CCTV and ID Cards; the cameras may be an improvement on neighborhood spies but the identity cards are traditional. These actions combined have historically preceded very bad things.
Santayana?
“…to identify and document their citizens prior to doing other things to them?”
Not necessarily. Some time they massacre them en mass, without bothering about identification…
The point is: what matters is what government does, not what technical means it employs.
…what matters is what government does, not what technical means it employs. That is the precise point I was making. Infringement on privacy is not means, but an action. You seem to be saying that because such infringement has always been practiced, we should not be bothered by the fact that it is becoming more effective, thanks to technology.
Presumably, the fact (?) that so far the government has not yet abused their ability to observe us in public, makes it OK to observe us inside our homes as well? Why not, after all it can be even more effective in preventing crime? You seem to be thinking that once we step outside our property, we totally forfeit our right to privacy. If so, I disagree.
They always identify them. Usually by color or religion or finer scales of ethnicity. Sometimes by economic standing. Sometimes by career choice. Sometimes by language spoken. Sometimes by places they’ve been and people they’ve met. But even if they get it wrong, they always identify them.

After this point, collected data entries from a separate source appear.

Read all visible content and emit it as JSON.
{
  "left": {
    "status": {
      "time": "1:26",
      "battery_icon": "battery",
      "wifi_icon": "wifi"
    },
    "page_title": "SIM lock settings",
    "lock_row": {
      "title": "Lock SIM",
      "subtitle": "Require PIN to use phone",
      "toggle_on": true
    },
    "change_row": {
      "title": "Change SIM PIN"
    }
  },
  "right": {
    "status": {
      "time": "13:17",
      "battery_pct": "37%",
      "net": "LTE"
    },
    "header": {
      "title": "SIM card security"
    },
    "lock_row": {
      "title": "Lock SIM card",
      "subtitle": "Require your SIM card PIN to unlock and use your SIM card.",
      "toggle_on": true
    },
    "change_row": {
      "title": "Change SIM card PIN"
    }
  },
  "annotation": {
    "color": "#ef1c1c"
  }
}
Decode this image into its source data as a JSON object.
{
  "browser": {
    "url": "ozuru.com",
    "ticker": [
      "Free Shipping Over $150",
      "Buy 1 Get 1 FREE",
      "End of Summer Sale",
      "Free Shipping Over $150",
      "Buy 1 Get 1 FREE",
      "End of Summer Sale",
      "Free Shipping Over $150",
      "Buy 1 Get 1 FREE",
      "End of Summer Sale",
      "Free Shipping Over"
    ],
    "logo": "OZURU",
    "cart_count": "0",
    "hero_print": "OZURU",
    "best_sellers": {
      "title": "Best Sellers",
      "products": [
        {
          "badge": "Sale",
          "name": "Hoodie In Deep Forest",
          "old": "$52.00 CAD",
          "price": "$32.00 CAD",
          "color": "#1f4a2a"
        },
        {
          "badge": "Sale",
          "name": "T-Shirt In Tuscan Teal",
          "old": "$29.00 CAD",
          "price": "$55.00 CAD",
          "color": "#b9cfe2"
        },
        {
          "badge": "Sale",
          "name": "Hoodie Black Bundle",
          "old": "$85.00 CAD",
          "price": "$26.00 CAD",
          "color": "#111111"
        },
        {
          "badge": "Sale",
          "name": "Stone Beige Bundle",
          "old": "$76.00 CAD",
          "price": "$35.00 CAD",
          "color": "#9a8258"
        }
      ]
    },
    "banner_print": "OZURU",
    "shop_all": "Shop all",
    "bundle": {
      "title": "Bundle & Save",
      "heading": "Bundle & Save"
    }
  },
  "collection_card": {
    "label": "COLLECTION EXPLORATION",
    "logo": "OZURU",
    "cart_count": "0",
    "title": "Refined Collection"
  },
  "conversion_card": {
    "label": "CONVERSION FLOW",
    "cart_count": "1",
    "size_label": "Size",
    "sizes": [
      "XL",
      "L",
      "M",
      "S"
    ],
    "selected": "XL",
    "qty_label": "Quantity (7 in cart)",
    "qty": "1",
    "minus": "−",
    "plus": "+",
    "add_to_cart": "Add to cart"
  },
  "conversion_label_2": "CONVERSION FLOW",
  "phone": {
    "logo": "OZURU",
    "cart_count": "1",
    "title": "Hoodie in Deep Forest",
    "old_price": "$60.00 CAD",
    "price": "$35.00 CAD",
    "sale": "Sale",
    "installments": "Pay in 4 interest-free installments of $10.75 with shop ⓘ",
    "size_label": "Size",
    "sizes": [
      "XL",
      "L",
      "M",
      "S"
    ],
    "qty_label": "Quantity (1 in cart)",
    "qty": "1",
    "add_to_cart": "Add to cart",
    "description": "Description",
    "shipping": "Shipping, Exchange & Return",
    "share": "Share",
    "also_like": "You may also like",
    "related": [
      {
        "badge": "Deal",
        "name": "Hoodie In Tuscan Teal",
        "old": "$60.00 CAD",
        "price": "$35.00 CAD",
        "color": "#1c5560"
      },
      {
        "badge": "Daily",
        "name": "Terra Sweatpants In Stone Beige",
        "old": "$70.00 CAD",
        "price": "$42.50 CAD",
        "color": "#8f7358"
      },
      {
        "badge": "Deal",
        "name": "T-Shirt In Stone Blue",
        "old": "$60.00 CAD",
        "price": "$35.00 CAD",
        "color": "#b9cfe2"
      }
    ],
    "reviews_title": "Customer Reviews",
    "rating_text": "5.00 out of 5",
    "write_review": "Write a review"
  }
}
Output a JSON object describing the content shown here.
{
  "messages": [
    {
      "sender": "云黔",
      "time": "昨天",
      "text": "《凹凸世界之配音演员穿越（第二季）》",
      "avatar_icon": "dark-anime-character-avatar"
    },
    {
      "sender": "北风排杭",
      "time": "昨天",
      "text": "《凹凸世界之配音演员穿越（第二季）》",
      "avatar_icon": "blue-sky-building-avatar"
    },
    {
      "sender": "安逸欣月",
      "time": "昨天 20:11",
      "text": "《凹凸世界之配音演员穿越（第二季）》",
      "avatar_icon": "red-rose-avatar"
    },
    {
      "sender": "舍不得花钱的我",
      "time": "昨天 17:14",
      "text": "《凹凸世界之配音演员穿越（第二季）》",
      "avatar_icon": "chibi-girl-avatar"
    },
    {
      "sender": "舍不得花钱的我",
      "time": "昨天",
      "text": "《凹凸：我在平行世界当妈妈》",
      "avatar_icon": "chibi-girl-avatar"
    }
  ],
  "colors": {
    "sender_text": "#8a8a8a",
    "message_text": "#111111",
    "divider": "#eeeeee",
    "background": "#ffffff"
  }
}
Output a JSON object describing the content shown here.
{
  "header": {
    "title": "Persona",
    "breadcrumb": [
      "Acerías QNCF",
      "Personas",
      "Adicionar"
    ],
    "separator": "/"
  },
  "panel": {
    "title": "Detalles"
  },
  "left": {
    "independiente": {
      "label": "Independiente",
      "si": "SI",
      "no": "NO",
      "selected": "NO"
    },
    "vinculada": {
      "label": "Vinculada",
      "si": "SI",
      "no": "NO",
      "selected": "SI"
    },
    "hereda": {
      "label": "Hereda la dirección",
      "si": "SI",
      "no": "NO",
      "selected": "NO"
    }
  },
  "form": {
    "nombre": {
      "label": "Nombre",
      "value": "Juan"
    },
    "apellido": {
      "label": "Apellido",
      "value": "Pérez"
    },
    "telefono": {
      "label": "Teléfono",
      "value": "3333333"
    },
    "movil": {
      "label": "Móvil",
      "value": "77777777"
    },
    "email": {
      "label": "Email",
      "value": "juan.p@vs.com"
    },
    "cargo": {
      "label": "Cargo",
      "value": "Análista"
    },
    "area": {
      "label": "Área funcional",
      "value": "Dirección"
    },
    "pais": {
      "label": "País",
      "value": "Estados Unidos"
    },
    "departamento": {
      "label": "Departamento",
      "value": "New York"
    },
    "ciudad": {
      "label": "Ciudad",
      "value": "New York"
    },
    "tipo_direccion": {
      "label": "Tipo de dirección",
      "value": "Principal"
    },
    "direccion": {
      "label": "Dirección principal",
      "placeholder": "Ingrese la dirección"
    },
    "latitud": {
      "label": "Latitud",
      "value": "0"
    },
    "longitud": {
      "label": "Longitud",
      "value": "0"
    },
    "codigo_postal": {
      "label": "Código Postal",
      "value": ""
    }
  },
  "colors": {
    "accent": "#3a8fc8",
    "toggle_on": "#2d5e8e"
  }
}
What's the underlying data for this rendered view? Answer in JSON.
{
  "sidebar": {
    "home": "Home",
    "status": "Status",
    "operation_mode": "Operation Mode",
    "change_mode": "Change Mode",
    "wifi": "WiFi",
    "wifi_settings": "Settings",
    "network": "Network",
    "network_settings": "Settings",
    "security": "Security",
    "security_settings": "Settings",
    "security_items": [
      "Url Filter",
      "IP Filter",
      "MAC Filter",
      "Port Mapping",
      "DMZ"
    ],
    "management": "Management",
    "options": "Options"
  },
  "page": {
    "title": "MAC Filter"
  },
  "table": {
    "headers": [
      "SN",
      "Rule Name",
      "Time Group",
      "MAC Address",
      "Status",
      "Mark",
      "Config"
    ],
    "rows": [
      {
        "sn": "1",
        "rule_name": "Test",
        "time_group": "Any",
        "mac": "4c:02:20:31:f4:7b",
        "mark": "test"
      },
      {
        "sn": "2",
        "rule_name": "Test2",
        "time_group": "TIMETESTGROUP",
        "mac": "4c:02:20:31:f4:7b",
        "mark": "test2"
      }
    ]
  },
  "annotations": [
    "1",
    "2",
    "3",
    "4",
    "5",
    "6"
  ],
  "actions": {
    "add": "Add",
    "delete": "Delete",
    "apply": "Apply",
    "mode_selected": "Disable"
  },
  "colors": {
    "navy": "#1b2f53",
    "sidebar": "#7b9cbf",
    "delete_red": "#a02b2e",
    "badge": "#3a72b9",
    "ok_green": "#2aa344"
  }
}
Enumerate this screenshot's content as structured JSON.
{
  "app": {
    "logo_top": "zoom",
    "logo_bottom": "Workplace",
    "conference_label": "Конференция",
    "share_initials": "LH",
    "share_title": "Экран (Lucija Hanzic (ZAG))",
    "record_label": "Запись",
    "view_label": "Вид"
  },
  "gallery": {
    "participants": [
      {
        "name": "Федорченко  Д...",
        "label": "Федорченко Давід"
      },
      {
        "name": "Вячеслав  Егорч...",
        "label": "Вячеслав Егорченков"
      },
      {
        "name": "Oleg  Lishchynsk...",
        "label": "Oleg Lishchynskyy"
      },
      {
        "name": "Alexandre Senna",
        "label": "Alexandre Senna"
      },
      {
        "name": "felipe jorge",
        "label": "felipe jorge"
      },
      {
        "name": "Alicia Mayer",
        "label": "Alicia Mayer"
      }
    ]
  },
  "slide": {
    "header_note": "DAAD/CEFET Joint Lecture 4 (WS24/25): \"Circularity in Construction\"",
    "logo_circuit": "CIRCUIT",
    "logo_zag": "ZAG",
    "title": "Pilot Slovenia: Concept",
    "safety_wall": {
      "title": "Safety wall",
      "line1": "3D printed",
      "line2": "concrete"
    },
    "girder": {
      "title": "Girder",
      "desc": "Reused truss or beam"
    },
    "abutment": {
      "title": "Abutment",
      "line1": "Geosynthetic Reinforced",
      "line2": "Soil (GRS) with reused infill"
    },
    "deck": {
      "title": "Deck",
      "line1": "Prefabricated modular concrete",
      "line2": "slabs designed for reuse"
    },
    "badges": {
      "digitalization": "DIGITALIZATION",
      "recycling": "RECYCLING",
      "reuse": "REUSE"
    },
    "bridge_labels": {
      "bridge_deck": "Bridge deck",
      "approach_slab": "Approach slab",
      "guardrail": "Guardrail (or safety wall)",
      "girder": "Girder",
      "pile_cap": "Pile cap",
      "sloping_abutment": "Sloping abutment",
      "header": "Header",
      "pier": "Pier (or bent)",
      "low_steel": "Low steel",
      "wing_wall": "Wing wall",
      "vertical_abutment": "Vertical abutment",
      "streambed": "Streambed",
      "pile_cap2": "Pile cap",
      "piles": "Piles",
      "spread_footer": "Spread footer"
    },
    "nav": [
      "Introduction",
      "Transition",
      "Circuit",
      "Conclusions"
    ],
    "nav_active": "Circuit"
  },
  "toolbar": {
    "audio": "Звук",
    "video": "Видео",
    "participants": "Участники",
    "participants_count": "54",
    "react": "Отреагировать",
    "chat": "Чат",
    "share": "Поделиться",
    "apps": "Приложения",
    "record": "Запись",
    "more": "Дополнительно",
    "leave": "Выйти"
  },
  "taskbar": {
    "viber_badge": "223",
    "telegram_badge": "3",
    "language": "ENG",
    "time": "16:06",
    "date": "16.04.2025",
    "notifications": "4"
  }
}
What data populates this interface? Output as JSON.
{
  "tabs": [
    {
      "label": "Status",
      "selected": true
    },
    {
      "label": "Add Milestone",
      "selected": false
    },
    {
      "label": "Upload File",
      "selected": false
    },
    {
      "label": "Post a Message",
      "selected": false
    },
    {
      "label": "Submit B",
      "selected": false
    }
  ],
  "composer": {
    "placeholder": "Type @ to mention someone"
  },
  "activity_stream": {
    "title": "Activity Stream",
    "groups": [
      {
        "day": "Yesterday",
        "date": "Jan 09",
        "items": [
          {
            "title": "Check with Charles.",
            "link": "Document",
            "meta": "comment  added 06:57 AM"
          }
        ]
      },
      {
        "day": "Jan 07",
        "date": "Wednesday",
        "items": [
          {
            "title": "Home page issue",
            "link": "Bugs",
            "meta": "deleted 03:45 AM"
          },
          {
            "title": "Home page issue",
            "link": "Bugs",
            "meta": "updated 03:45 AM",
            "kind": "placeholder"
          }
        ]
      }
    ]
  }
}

I didn’t have time to read all the posts but I did enjoy what I read of the coversations. As for the public camera debate, part of problem isn’t who and why they are being used, but how did they get there in the first place. I personally work in highly regulated area where cameras are everywhere. Because of lawsuits, and this thing called “expectation of safety” many companies have had to install cameras in order to prevent further litigation. People want their privacy until something bad happens to them – at which point they cry foul because of the lack of security. It’s a double-edged sword that has been created by both the private sector and big business.